Lost in Berlin

„Wer hier wohnt, hat verloren“. Das meint die Berlin-Bashing-Kolumne der Süddeutschen aus München. Das Blatt stellt fest: „Was in Berlin schiefläuft? So ziemlich alles.“ Das Verrückte ist: Trotzdem kommen weiter viele Menschen in die deutsche Hauptstadt. Berlin ist nach wie vor Magnet. Die Stadtregierung lobt sich gerne über den grünen Klee. Berlin sei Melting Pot. Drehscheibe. Zukunftswerkstatt. Place to be. In einem Loft am Landwehrkanal lässt es sich leicht über den Alltag der meisten Bewohner hinweglächeln.
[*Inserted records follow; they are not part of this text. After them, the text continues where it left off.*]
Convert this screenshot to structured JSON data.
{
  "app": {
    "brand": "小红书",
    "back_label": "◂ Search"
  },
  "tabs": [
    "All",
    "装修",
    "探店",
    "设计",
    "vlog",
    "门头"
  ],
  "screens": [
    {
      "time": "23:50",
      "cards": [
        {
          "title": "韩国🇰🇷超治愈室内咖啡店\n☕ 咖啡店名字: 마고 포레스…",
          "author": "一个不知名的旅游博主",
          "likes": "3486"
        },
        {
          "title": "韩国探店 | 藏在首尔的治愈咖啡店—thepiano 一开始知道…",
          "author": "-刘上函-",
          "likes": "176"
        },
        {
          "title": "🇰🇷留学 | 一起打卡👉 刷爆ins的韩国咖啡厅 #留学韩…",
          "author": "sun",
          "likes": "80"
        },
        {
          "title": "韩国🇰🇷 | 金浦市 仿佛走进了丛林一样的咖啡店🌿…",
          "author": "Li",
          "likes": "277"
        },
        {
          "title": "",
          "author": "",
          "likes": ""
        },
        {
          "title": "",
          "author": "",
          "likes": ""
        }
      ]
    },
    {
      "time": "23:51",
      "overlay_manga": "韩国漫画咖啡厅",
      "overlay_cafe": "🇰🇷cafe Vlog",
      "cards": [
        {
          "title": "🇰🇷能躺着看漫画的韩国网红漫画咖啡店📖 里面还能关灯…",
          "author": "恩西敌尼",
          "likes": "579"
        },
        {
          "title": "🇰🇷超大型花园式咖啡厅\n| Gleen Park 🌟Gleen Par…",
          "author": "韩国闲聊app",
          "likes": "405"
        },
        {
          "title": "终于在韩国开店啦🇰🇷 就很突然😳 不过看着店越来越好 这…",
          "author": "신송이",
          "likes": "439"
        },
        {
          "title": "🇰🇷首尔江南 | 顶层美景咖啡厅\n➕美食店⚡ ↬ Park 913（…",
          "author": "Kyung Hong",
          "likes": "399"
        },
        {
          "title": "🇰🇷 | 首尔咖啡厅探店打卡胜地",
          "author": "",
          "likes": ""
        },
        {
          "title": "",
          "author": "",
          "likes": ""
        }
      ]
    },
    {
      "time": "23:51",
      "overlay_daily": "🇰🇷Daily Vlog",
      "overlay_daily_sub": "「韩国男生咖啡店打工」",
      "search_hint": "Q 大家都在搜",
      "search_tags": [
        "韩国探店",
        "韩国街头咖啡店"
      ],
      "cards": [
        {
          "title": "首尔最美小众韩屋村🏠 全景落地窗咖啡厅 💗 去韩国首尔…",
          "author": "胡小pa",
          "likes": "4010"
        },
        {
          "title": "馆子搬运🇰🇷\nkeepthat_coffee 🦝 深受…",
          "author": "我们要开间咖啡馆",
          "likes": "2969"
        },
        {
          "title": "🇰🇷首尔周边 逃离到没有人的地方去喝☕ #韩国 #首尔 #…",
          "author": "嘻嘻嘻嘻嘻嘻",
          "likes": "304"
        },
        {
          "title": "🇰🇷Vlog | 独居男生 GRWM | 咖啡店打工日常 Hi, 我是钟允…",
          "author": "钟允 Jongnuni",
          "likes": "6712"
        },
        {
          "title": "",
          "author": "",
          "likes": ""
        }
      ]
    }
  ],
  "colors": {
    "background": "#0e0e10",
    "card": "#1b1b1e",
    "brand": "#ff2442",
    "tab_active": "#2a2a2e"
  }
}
Was der Stadt fehlt? Eine funktionierende Verwaltung. Wer seinen Ausweis verlängern oder einen Kitaplatz beantragen will, scheitert bereits beim zuständigen Bürgeramt. Termine sind so rar wie bezahlbare Wohnungen. Wartezeiten bis zu drei, vier Monate sind normal. 250.000 unerledigte Fälle. Willkommen in der postsozialistischen Wartegemeinschaft!

 

 

Das Motto der Behörden: ‚Ein kluger Beamter prüft zuerst seine Zuständigkeit und verneint sie.‘ Die Rechnung zahlt der Bürger: Statt sofort und unverzüglich heißt es, eher vielleicht und irgendwann. Folge eines dramatischen Abbaus. Sparen bis es quietscht, hieß es vor Jahren unter dem damaligen Finanzsenator Thilo Sarrazin. Eine ausgebrannte, überalterte, Mitarbeiterschaft soll den Bedarf einer stetig wachsenden Stadt bewältigen. Die logische Folge. Alles dauert. Eine Einbürgerung kann bis zu 24 Monate dauern. Eine alleinstehende Mutter wartet auf das Überbrückungsgeld für ihr neues Baby bis zu drei Monate. Wer im Park oder Wald seinen Müll entsorgt, muss sich keine Sorgen machen. Der bleibt liegen. Im Wald gibt es keine Förster mehr. Zwei Drittel der Stellen fielen weg. Die Grünflächenämter, für die Sauberkeit zuständig, sind überfordert.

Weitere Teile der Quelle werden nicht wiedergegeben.